In this modern era, learning should be seen as a part of the job. Rather than expecting employees to complete training while they travel or in the evenings, we should be expecting them to do it as a part of the working day. It should be integral to the culture of our organizations that people set aside time to learn while at work. The overworked, overstressed employee is far too common a sight. Let’s not fall under this spell of glorifying busyness. Instead, let’s make space for people to learn on company time so they can spend their out-of-work hours actually out of work.

Perhaps the solution for us as learning designers is simply, to be honest, and mindful of what we’re expecting from our learners.

4. People Not Joining The Dots

Or, not realizing there’s a dragon about.

One of the strengths of microlearning is that it allows you to break a concept or skillset down into understandable chunks. These small chunks build on each other, so the learner gradually puts together an understanding of the wider context.

But in doing this, there is, of course, the danger that people won’t join the dots. In designing microlearning, you need to ensure you’re thinking about not just the individual pieces, but also how they relate to each other and build into the bigger picture. This is not as simple as taking an existing two-hour course and breaking it down into 10 short videos. You need to make it as easy as possible for your learners to put the pieces together; make the links clear. Otherwise, you end up with confused learners who can’t apply what seem to be disparate pieces of information; the learning becomes ineffective. In terms of quest, you’ve got adventurers who see dragon footprints, discarded scales, and a gleaming treasure hoard, but fail to grasp that there’s a dragon around. Design well, so that your learners won’t completely miss the point. No one wants to be dragon food.

5. Hype Overtaking Teaching

Or, sinking in quicksand.

Microlearning has the word ‘learning’ in it. That’s the point of it; so people learn. But there is a real danger that as designers we forget this primary goal.

Avoid getting so caught up in the technology, or the story, or the framework, that you fail to actually teach anything of value. That's like sinking into quicksand—you'll end up stuck in all your flashy gimmicks with no way back to good, effective learning.

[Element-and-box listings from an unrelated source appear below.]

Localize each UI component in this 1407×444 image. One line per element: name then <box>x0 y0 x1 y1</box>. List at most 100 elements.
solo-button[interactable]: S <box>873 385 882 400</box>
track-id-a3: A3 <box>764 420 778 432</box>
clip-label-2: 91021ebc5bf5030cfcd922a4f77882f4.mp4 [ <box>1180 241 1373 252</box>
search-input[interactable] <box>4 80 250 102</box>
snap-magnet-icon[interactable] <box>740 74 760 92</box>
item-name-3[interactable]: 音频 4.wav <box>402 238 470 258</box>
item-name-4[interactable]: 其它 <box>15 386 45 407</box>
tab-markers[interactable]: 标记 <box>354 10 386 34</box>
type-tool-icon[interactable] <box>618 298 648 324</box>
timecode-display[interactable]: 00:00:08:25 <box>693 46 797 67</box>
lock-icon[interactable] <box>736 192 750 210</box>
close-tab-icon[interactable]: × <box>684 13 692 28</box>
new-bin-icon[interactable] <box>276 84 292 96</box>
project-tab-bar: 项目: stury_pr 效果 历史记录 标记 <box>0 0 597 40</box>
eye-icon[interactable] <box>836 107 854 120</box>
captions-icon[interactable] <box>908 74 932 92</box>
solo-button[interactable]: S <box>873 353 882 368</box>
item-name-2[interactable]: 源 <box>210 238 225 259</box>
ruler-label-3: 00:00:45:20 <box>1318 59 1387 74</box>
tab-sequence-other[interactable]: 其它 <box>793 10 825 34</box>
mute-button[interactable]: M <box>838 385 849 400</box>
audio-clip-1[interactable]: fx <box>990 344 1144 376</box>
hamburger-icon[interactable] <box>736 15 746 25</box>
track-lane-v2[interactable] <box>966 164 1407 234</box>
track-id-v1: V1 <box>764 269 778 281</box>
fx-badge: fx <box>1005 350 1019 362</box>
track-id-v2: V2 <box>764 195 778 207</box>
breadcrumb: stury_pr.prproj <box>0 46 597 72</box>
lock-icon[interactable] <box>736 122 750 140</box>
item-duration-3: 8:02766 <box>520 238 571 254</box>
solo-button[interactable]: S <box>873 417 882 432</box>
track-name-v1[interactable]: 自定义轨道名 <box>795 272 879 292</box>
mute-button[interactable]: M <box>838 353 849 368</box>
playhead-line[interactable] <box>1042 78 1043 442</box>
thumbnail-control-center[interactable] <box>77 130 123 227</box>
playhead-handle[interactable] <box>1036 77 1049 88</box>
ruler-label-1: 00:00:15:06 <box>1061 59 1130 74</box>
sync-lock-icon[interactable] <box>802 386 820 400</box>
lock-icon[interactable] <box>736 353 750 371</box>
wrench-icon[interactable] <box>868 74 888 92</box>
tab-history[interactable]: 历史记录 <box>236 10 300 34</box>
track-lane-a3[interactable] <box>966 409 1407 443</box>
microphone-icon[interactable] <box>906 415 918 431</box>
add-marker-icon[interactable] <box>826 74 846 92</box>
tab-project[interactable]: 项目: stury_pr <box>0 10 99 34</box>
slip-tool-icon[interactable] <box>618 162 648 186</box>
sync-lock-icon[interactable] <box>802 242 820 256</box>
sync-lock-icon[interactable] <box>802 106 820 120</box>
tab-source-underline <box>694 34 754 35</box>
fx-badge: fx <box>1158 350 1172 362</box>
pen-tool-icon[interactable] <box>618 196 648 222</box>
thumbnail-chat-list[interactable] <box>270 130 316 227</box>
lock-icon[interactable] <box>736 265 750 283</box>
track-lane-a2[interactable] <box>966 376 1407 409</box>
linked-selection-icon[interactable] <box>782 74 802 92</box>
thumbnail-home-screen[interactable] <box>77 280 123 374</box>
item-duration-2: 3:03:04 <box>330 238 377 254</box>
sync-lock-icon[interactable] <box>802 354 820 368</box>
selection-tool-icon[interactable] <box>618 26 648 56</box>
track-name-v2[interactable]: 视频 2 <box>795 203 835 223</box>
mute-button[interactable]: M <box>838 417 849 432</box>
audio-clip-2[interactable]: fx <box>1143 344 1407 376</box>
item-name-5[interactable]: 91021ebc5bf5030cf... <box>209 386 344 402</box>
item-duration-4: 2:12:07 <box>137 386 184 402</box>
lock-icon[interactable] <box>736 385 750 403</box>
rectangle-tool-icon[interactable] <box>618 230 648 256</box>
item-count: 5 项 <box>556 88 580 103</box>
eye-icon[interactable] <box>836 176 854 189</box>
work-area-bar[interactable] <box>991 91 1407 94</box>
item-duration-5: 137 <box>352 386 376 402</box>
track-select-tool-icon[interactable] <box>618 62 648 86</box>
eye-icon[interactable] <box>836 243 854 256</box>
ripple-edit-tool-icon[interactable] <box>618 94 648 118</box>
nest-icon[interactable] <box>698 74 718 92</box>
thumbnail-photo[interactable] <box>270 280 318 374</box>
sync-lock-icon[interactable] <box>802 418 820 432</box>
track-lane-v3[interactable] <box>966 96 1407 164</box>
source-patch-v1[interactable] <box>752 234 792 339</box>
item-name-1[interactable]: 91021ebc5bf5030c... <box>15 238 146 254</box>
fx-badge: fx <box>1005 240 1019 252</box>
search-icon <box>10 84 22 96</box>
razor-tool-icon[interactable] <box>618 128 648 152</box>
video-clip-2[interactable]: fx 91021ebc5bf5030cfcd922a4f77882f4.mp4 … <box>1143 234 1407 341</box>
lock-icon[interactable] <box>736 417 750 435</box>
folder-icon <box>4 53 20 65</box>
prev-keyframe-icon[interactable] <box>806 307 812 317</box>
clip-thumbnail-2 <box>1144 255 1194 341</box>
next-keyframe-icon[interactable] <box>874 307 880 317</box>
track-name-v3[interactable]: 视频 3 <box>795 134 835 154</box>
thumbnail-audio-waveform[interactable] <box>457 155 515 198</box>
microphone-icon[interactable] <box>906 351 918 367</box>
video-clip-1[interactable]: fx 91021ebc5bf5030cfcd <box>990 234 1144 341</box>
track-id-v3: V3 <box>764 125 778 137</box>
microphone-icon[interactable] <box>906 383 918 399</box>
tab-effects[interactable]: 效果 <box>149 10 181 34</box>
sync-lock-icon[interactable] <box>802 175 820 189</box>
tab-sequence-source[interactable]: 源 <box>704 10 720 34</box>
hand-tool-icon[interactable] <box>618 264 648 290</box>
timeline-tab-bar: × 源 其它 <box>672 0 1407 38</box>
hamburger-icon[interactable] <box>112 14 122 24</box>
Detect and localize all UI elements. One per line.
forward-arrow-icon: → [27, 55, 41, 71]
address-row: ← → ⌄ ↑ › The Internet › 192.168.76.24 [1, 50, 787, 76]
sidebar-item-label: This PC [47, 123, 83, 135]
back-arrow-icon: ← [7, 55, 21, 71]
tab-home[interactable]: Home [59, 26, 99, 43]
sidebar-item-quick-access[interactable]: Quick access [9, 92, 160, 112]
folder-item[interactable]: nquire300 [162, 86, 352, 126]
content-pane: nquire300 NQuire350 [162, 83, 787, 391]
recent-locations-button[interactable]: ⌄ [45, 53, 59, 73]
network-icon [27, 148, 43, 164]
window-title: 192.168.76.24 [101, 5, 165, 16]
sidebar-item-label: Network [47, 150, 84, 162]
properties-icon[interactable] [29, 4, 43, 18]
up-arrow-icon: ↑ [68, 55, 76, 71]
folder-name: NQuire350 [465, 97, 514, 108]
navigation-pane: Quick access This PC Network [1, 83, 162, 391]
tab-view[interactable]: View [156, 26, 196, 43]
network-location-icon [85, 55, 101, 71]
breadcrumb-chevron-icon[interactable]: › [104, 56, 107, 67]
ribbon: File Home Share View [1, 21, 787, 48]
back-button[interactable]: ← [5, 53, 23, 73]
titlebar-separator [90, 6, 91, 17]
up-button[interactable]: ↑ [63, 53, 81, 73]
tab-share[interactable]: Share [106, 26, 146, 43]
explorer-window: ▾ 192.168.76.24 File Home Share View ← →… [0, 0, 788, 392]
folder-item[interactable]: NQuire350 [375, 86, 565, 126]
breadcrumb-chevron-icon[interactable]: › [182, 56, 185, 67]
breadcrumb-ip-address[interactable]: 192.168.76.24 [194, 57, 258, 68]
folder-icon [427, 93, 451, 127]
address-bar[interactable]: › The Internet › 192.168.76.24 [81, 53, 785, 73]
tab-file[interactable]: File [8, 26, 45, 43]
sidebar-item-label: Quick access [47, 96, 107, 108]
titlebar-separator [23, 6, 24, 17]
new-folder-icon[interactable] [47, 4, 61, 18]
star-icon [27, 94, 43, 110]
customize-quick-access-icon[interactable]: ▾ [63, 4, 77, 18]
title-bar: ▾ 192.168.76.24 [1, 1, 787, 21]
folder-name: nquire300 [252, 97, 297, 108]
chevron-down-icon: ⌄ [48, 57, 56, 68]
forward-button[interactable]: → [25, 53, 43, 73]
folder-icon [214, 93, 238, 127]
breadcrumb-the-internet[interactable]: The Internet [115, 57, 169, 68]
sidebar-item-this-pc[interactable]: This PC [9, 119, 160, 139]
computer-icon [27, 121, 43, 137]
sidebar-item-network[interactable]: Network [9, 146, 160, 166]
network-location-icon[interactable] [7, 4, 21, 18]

And also avoid getting so caught up in the buzzword that you don’t fully teach something. Yes, it’s ‘micro’—but don’t let that constrict you so much that you don’t allow that extra minute to fully explain a concept. No one agrees on how long a piece of microlearning should be. I recommend not being too worried about it.

Following the wisdom of the sages, you will be successful in your quest to create incredible microlearning. Journey well, brave adventurer.